The matching should cover the entire input string (not partial).
Note:
s could be empty and contains only lowercase letters a-z.
p could be empty and contains only lowercase letters a-z, and characters like ? or *.
Example 1:
Input:
s = “aa”
p = “a”
Output: false
Explanation: “a” does not match the entire string “aa”.
Example 2:
Input:
s = “aa”
p = “*”
Output: true
Explanation: ‘*’ matches any sequence.
Example 3:
Input:
s = “cb”
p = “?a”
Output: false
Explanation: ‘?’ matches ‘c’, but the second letter is ‘a’, which does not match ‘b’.
Example 4:
Input:
s = “adceb”
p = “*a*b”
Output: true
Explanation: The first ‘*’ matches the empty sequence, while the second ‘*’ matches the substring “dce”.
Example 5:
Input:
s = “acdcb”
p = “a*c?b”
Output: false
Before going through the solution, I recommend you to read a similar problem of “regular expression matching”.
The above problem can be solved using Dynamic Programming. We shall be taking a Boolean array and update it according to the below 2 formulas. At the end of the array we shall get the result.
Formula:
1. boolean_array[i][j] = boolean_array[i-1][j-1] if the value at boolean_array[i][j] is a character or a “?”.

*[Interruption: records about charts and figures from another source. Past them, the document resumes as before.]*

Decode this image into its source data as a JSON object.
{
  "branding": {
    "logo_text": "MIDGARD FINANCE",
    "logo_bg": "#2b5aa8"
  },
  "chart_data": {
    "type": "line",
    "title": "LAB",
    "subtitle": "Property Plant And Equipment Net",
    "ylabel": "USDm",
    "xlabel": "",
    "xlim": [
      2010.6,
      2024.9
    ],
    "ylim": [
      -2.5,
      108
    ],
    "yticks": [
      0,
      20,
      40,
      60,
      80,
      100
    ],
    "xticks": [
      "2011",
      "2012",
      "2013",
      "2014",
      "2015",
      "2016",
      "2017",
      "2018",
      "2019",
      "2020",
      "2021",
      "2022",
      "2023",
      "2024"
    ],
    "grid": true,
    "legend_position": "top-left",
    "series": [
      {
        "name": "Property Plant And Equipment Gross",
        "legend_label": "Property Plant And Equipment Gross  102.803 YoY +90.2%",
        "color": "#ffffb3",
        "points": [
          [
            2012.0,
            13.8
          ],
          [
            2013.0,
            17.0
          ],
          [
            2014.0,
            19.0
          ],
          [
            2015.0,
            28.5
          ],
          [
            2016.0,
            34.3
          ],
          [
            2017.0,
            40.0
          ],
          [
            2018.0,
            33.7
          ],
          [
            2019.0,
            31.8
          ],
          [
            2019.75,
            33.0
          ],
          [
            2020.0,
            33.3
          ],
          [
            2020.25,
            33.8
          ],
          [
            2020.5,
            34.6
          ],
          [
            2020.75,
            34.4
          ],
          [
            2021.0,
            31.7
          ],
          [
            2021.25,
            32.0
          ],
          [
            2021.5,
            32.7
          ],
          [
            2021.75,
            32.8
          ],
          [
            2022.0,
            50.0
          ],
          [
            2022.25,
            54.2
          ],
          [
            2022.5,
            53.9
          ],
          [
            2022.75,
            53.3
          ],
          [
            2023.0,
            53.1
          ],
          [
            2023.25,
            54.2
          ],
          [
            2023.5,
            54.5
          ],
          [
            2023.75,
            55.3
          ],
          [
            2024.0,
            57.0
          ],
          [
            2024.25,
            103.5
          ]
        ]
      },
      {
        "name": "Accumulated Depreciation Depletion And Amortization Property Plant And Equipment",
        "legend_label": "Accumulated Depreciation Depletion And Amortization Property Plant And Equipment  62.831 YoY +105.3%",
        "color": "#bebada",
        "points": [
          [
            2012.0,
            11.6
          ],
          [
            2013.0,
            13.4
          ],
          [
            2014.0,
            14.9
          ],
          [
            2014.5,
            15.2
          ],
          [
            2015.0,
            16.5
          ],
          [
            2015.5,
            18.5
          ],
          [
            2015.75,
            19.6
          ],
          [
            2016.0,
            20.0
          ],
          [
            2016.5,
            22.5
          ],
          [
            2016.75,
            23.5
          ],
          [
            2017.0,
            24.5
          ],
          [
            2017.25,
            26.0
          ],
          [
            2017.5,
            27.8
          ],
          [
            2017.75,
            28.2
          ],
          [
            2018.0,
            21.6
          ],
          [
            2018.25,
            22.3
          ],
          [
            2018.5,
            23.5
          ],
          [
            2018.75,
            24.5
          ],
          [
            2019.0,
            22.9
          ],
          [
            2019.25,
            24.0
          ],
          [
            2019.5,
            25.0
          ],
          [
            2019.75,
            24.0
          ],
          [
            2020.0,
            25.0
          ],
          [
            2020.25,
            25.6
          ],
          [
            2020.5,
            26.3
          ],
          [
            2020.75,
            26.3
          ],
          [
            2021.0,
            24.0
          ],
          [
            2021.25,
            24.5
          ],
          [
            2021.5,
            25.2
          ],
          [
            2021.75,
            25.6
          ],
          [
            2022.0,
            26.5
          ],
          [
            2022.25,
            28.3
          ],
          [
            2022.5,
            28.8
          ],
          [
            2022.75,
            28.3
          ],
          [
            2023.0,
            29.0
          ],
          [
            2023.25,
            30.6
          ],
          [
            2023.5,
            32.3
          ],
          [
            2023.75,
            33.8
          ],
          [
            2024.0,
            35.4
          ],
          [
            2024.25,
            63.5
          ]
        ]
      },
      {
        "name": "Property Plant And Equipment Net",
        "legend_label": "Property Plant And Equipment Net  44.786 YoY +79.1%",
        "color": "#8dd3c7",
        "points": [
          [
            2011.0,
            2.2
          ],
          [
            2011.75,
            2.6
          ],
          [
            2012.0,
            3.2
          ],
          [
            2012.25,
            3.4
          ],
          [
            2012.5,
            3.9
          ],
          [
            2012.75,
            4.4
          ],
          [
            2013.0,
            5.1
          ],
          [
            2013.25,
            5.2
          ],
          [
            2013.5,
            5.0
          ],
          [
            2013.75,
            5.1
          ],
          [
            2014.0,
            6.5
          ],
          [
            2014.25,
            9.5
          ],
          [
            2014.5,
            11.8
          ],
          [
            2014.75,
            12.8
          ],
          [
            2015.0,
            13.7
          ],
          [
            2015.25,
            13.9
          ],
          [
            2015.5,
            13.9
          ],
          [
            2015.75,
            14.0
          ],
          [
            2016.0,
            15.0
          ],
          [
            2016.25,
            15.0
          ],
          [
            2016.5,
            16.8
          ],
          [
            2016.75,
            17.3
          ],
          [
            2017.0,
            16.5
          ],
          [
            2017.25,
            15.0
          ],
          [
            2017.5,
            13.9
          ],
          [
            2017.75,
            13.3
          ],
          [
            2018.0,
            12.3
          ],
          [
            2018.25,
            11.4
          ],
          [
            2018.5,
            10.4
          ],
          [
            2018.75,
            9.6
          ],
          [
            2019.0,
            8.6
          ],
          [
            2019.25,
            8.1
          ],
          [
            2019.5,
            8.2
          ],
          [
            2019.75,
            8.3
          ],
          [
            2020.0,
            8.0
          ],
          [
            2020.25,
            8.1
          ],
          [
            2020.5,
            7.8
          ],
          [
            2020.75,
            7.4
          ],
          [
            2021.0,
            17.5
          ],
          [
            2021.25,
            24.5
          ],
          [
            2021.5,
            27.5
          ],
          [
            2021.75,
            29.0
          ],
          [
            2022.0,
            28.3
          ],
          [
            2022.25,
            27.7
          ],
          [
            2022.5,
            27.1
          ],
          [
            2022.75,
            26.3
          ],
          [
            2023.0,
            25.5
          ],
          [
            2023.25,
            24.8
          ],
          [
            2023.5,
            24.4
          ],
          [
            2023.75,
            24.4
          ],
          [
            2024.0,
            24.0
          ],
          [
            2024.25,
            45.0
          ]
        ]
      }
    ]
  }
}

2. boolean_array[i][j] = boolean_array[i][j-1] || boolean_array[i-1][j] if the value at at boolean_array[i][j] is “*”.
To understand the problem better we shall take an example and solve step by step.
In our example,
String = “xaylmz”
Pattern = “x?y*z”
Initial Boolean array will be as shown below:
boolean_array [0][0] = True. Because, consider an empty string and an empty pattern, they both will match. Hence true.
boolean_array [0][1] = False. Because, the pattern is “x” and the string is “null”. They will not match. Hence false.

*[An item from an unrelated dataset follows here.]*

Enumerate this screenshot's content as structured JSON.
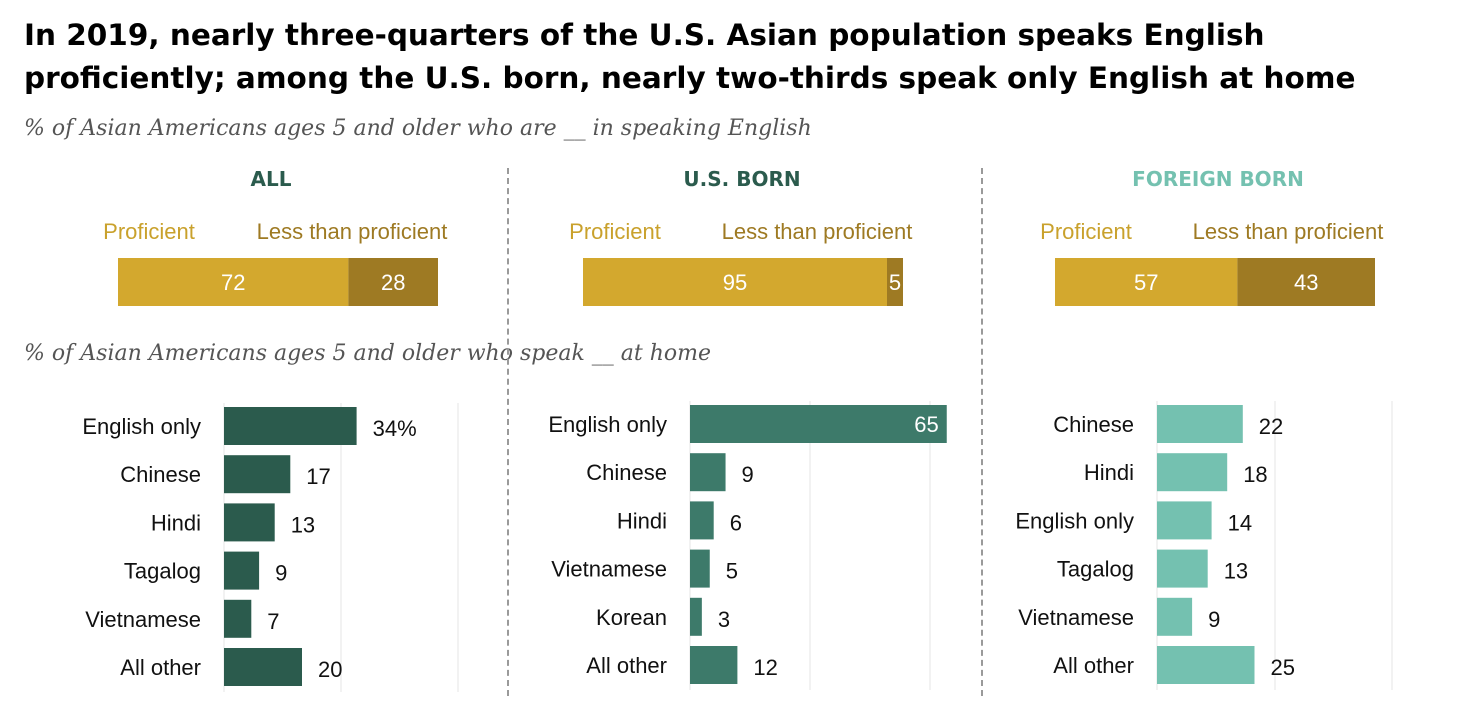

With the same analysis the whole column will become false as shown below.
Now, boolean_array [1][0] = False. Because the pattern is “null” and the string is “x”. They will not match. Hence whole row will be false.
Now, boolean_array [1][1] = True. Because the pattern is “x” and string is also “x”. This matches our first condition. Value of boolean_array [1][1] = boolean_array [0][0], which is true.
Now, boolean_array [1][2] = False. Because the pattern is “x?” and string is “x”. This matches our first condition. Value of boolean_array [1][2] = boolean_array [0][1], which is False.
Now, boolean_array [1][3] = False. Because the pattern is “y” and string is “x”. Hence is false.
Now, boolean_array [1][4] = False. Since the pattern is “*”, we look at the value at left and top, [represented in purple], since both are false, the result is false.
Now, boolean_array [1][5] = False. Since the pattern is “z” and string is “x”, false.
Once we solve all the index, finally we get the value “true” as shown in green color in below image.
Solution in C++
/*
* File : wild_card_pattern_matching.cpp
* Author : ajay.thousand@gmail.com
* Copyright: @ prodevelopertutorial.com
*/
#include<iostream>
#include<vector>
using namespace std;
bool isMatch(string str, string pattern)
{
bool bool_array [str.size()+1] [pattern.size()+1];
//initialize boolean array to false.
for (int i = 0; i <= str.size(); ++i)
{
for (int j = 0; j <= pattern.size(); ++j)
{
bool_array[i][j] = 0;
}
}
// base case
bool_array[0][0] = true;
for (int i = 1; i <= str.size(); i++)
{
for (int j = 1; j <= pattern.size(); j++)
{
if (str[i-1] == pattern[j-1] || pattern[j-1] == '?')
bool_array[i][j] = bool_array[i-1][j-1];
else if (pattern[j-1] == '*')
bool_array[i][j] = bool_array[i][j-1] || bool_array[i-1][j];
}
}
return bool_array[str.size()][pattern.size()];
}
int main()
{
string str = "xaylmz";
string pattern = "x?y*z";
bool result = isMatch(str, pattern);
if(result)
cout<<" The pattern and string matches"<<endl;
else
cout<<" The pattern and string does not match"<<endl;
return 0;
}
Output:
The pattern and string matches